Leistungen zur medizinischen Versorgung werden bei akuter Krankheit bzw.
akutem Behandlungsbedarf, bei schmerzhafter Krankheit sowie für zur
Sicherung der Gesundheit unerlässliche Behandlungen gewährt.
Die Formulierung „akute Erkrankung“ verdeutlicht, dass eine
chronische Erkrankung grundsätzlich keinen Leistungsanspruch bedeutet.
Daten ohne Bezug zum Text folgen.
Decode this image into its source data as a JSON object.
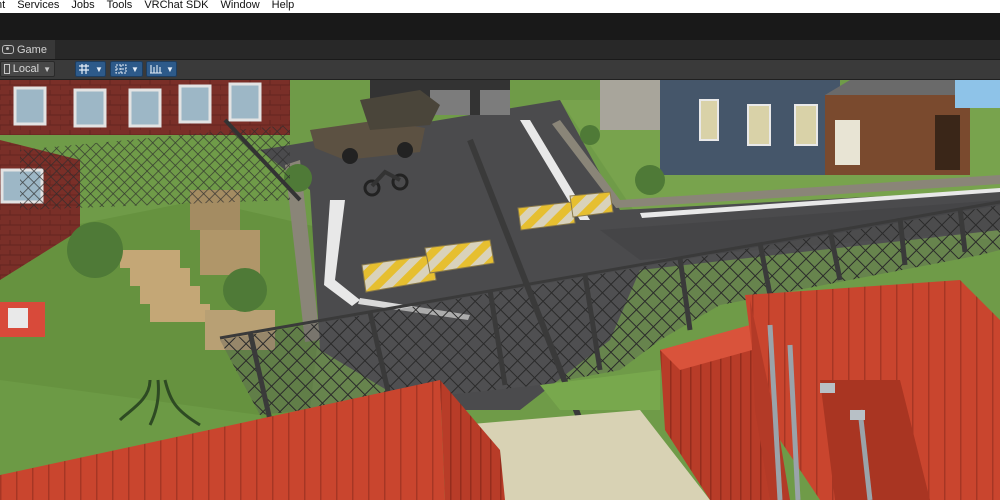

Diese Maßnahmen haben für die Flüchtlinge und ihre Familienangehörigen
in Deutschland ein dermaßen repressives Umfeld geschaffen, das sehr
leicht verschiedene psychische bzw. psychosoziale Erkrankungen auslöst.
Die Lebensbedingungen von Asylsuchenden sind in den vergangen Jahren jedoch
gegen alle Vernunft weiterhin restriktiv ausgestaltet worden; diese rechtsstaatswidrige
Abschreckung verhindert die Integration, zudem trägt die inhumane
Behandlung der Asylsuchenden zu ihrer Stigmatisierung und Ausgrenzung
bei.

Das zusammen mit der
Grundgesetzänderung im Jahr 1993 beschlossene Asylbewerberlei-stungsgesetz
wurde kontinuierlich, zuletzt 2007, verschärft. Es führt zu
einer oft entwürdigenden Zwangsunterbringung von Asylsuchenden in
Massenunterkünften, zu einer ungenügenden Existenzsicherung,
zu diskriminierenden Versorgungspraktiken (Gutscheine statt Bargeld, „Esspakete“
usw.) sowie zu gravierenden Mängeln in der medizinischen Behandlung.
Zudem wurden seit Inkrafttreten des AsylbLG vor 15 Jahren seine Regelsätze
den steigenden Lebenshaltungskosten nicht angepasst. Entgegen der Aussage
des Gesetzgebers kann hier von einer „Existenzsicherung, die dem
Prinzip der Menschenwürde gerecht wird“, keine Rede sein.

Für ein menschenwürdiges
Leben der Flüchtlinge in Deutschland ist es nötig, dass die
Bundesregierung und der Bundesrat sämtliche Änderungen im Grundgesetz,
die seit dem 26. Mai 1993 zur faktischen Abschaffung des Asylrechts in
Deutschland vorgenommen wurden, uneingeschränkt zurücknehmen
und das inhumane und diskriminierende Asylbewerberleistungsgesetz abschaffen.